The PASC17 Conference, an interdisciplinary conference in high performance computing that brings together domain science, applied mathematics and computer science, is pleased to announce that this year’s program will include a panel discussion on the topic “Beyond Moore’s Law.” The panel discussion will be chaired by John Shalf from Lawrence Berkeley National Laboratory.

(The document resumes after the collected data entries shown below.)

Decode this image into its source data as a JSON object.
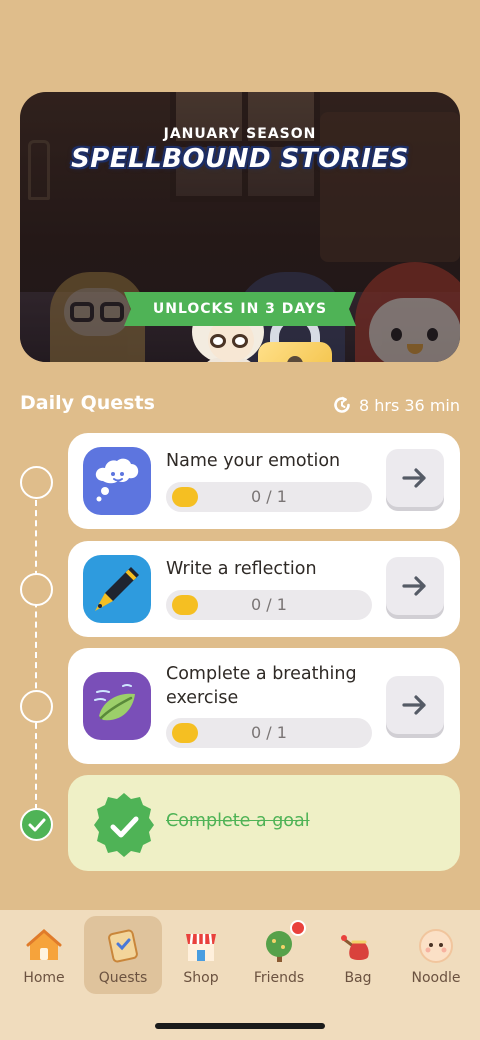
{
  "banner": {
    "season": "JANUARY SEASON",
    "title": "SPELLBOUND STORIES",
    "unlock": "UNLOCKS IN 3 DAYS"
  },
  "daily": {
    "title": "Daily Quests",
    "timer": "8 hrs 36 min"
  },
  "quests": [
    {
      "label": "Name your emotion",
      "progress_text": "0 / 1",
      "progress": 0,
      "icon": "thought-cloud-icon",
      "color": "#5d75df"
    },
    {
      "label": "Write a reflection",
      "progress_text": "0 / 1",
      "progress": 0,
      "icon": "pen-icon",
      "color": "#2e9bde"
    },
    {
      "label": "Complete a breathing exercise",
      "progress_text": "0 / 1",
      "progress": 0,
      "icon": "leaf-icon",
      "color": "#7a4fb8"
    }
  ],
  "goal": {
    "label": "Complete a goal",
    "done": true,
    "icon": "check-badge-icon"
  },
  "nav": [
    {
      "label": "Home",
      "icon": "house-icon"
    },
    {
      "label": "Quests",
      "icon": "quest-scroll-icon",
      "active": true
    },
    {
      "label": "Shop",
      "icon": "shop-icon"
    },
    {
      "label": "Friends",
      "icon": "tree-icon",
      "notification": true
    },
    {
      "label": "Bag",
      "icon": "bag-icon"
    },
    {
      "label": "Noodle",
      "icon": "noodle-face-icon"
    }
  ],
  "colors": {
    "background": "#dfbd8b",
    "accent_green": "#4fb356",
    "nav_bg": "#f0dcbd"
  }
}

PASC17 Panel Discussion: Beyond Moore’s Law
The computer architecture and HPC communities are nearing the limits of scaling traditional CMOS technology that up to this day has followed Gordon Moore’s predictions for doubling transistor density every 24 months. In fact, CMOS is now predicted to first slow down and eventually cease scaling by the beginning or middle of the next decade, with industry forecasting that technologies beyond 2 or 3 nm may be infeasible or impractical due to cost, manufacturability, and the size of molecules which acts as a hard lower limit. The end of Moore’s law does not mean the end of performance scaling for digital computing, but an invitation to identify novel methods to continue this scaling. Extending Moore’s Law presents major technological challenges, given that any further long-term advances in performance over cost (compute efficiency) need to originate from novel architectures, technologies (devices), or computational models. In this panel discussion we will explore all these post-Moore approaches, and discuss what computational scientists should expect in the next decade.
About the session chair
John Shalf is Department Head for Computer Science at Lawrence Berkeley National Laboratory and deputy director of Hardware Technology for the DOE Exascale Computing Project (ECP). He is a co-author of over 80 publications in the field of parallel computing software and HPC technology, including three best papers and the widely cited report “The Landscape of Parallel Computing Research: A View from Berkeley” (with David Patterson and others), as well as “ExaScale Software Study: Software Challenges in Extreme Scale Systems,”which sets the Defense Advanced Research Project Agency’s (DARPA’s) information technology research investment strategy for the next decade. Before joining Berkeley Lab in 2000, he worked at the National Center for Supercomputing Applications at the University of Illinois and was a visiting scientist at the Max-Planck-Institut für Gravitationphysick/Albert Einstein Institut in Potsdam, Germany, where he co-developed the Cactus code framework for computational astrophysics.
Speakers for the panel discussion will be announced in the following weeks.
For further details regarding the PASC17 Conference, please visit our website.
The PASC17 Conference, co-sponsored by the Association for Computing Machinery (ACM) and the Swiss National Supercomputing Centre (CSCS), will be held from June 26 to 28, 2017 at Palazzo dei Congressi, located in Lugano, Switzerland.